Dr. Jenkins tilted her head and frowned.
“The museum is almost done revitalizing the Ancient Britain exhibit,” Maggie intervened, shooting her niece a warning look. “We’re repositioning some of the artifacts and giving the Snettisham Torc its own separate display plinth. The pieces are here to be cleaned before being replaced.” She steered Dr. Jenkins over to a table in an alcove covered in architectural drawings. “We’ll be done in a moment, girls. Now, you know the rules …”
Clare rolled her eyes at Al and together they moved closer to the table to get a better look at the ancient swag. It must have been an almost mystical feat to have created an object so exquisite by hand, Clare mused. She actually felt affected by its beauty and shook her head in wonder, a little surprised with herself.
It wasn’t just the torc, though—all the artifacts looked ancient and very out of place in the brightly lit room. The fact that a computer sat in a corner on a rolling cart only added to the incongruity, as did the blond, moustached
security guard hovering by the far door. The very modern-looking gun strapped to his hip heightened the effect. Evidently the stuff on the table was worth an awful lot more than just its “historical value.”
Clare had been around her aunt long enough to know the rules where antiquities were concerned—most of which started with the phrase “NO TOUCHING” and ended with the phrase “NO TOUCHING” and usually included the admonition “UNDER ANY CIRCUMSTANCES” and the word “EVER.” But with Maggie and Dr.
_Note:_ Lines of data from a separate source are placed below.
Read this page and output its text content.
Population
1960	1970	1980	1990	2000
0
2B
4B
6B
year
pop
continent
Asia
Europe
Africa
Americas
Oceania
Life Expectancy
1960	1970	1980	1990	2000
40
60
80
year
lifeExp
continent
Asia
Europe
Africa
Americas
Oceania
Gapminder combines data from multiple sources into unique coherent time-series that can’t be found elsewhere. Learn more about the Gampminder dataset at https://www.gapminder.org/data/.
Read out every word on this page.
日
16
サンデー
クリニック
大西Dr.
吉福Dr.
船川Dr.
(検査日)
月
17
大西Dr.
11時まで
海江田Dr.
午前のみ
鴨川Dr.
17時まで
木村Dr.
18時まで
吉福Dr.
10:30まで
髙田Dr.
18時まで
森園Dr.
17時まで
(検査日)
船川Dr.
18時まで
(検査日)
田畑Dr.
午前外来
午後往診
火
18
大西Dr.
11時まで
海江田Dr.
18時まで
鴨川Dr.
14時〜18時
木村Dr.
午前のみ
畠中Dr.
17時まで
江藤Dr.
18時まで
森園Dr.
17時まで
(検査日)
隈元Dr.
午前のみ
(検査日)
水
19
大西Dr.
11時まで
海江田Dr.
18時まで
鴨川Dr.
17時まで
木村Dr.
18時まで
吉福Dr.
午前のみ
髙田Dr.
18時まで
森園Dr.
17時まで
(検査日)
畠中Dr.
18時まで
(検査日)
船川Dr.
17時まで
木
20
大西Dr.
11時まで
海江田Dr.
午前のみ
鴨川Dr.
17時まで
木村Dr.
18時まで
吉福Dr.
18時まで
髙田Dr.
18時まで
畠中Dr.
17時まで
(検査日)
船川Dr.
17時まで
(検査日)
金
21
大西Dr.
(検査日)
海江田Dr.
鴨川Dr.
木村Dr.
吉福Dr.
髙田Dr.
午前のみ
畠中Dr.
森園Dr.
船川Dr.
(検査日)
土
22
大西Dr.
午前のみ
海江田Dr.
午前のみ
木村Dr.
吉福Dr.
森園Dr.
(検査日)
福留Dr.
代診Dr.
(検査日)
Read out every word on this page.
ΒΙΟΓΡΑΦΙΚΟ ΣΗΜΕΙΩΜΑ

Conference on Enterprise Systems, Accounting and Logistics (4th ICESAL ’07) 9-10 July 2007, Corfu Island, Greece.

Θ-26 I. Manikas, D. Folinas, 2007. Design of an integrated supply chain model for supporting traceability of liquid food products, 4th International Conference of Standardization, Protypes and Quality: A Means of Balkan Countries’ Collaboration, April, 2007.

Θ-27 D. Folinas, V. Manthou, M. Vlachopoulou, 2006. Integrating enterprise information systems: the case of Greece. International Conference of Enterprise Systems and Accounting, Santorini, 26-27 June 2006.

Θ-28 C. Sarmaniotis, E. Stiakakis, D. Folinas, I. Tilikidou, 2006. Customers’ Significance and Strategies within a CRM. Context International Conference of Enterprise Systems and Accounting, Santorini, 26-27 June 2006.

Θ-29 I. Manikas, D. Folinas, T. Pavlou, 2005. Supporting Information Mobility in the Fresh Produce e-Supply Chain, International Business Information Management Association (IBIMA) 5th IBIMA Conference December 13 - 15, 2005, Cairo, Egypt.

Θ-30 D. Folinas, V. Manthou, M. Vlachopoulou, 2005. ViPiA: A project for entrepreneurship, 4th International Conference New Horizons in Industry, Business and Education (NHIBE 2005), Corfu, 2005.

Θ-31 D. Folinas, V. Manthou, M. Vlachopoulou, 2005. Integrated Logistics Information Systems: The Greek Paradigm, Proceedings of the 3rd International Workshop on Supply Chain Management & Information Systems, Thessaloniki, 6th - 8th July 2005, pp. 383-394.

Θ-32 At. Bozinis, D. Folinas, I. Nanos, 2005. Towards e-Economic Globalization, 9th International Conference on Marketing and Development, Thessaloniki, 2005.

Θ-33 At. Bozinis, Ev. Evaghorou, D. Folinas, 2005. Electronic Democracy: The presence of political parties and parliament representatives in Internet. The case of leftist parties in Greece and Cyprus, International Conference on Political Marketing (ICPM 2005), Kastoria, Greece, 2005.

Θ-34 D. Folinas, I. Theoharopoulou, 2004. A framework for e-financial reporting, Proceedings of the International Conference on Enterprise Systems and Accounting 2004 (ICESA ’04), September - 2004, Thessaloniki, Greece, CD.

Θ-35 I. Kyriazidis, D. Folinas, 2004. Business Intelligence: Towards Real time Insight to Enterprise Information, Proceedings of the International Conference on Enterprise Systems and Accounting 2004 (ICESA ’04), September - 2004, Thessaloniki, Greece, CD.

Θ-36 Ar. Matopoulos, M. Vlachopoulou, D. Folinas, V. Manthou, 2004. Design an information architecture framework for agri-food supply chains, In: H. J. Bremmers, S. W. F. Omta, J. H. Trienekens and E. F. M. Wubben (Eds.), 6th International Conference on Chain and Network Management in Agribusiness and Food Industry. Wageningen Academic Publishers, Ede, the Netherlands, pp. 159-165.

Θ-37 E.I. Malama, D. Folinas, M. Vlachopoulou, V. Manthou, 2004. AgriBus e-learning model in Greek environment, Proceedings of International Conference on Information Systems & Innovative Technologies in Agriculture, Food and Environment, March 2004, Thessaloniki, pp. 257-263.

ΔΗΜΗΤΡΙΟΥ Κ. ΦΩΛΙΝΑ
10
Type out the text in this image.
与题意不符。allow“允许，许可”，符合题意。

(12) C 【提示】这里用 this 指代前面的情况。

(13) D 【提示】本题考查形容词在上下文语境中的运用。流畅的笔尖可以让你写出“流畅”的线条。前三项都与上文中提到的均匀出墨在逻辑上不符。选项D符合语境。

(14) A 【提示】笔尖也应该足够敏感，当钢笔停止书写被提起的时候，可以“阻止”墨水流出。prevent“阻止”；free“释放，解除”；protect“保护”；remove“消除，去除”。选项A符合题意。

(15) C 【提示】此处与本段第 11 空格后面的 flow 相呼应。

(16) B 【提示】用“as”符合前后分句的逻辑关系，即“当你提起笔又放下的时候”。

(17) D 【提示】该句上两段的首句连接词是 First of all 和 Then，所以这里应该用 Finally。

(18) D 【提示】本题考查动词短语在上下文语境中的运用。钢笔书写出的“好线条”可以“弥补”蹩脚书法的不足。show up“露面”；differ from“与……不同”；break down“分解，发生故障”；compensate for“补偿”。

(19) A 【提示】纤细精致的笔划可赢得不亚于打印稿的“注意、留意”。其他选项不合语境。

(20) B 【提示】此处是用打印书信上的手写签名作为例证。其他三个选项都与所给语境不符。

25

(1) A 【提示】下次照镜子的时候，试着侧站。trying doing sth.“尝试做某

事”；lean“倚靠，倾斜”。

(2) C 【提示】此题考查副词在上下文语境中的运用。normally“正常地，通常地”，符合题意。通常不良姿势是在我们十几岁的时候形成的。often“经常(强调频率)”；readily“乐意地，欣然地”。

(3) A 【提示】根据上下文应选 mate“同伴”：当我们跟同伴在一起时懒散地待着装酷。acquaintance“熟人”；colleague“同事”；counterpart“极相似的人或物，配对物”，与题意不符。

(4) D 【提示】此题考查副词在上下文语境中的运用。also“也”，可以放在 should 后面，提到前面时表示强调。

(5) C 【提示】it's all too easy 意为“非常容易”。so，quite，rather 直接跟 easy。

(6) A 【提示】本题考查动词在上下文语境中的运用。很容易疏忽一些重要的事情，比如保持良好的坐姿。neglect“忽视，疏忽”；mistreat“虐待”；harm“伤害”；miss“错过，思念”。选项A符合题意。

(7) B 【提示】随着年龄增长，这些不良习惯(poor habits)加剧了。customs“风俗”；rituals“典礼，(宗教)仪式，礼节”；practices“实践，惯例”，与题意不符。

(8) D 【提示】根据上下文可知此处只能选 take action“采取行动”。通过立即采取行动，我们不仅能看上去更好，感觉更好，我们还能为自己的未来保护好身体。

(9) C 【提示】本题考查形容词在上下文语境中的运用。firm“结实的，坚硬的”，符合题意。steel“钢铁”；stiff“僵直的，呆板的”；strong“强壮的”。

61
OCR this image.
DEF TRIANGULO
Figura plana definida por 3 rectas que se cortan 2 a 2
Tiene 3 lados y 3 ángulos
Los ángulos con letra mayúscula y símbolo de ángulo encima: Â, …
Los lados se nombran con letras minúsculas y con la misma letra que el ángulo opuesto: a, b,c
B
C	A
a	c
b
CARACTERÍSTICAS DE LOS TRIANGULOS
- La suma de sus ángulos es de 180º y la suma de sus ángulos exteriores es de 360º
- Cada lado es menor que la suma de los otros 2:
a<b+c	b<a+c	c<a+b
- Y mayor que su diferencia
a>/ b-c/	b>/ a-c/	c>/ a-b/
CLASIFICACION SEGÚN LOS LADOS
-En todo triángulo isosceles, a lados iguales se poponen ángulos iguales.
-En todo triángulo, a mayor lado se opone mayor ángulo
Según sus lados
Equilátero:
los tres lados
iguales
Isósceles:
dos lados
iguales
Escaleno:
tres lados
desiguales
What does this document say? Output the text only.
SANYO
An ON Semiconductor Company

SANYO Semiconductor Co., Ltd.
Jenkins on the other side of the room happily engrossed in egghead chat and the guard posing like a gun-slinger at the OK Corral and basically ignoring anything as non-threatening as a pair of seventeen-year-old girls, Clare couldn’t help herself. She couldn’t tear her gaze away from the shield, away from its lustrous bronze surface, and the need to touch it came as a sudden, overwhelming compulsion. A distant buzzing started up in her ears, like faraway voices heard through walls. Almost without thinking, she reached out her hand. She laid a finger upon one sinewy curve, tracing the raised design …
And the world around her began to fall away.
3
The restoration room went dim and shadowy as though a thick midnight fog had rolled in, and Clare suddenly felt as if she was falling forward. There were flares at the edges of her vision as though fireworks had gone off behind her eyes and it seemed to her as if—where she had touched the cool gleaming metal of the shield—her hand had passed right through it. She could feel the blood pulsing in her veins and hear the whispering of those far-off voices … then there was an electric crackle, bright and sharp as though she’d been hit by lightning or stuck her finger in a light socket. Her whole body began to tingle and she felt as though she was coming apart like a cloud of fireflies scattering. She squeezed her eyes shut, and when she opened them again, nothing was as it should have been.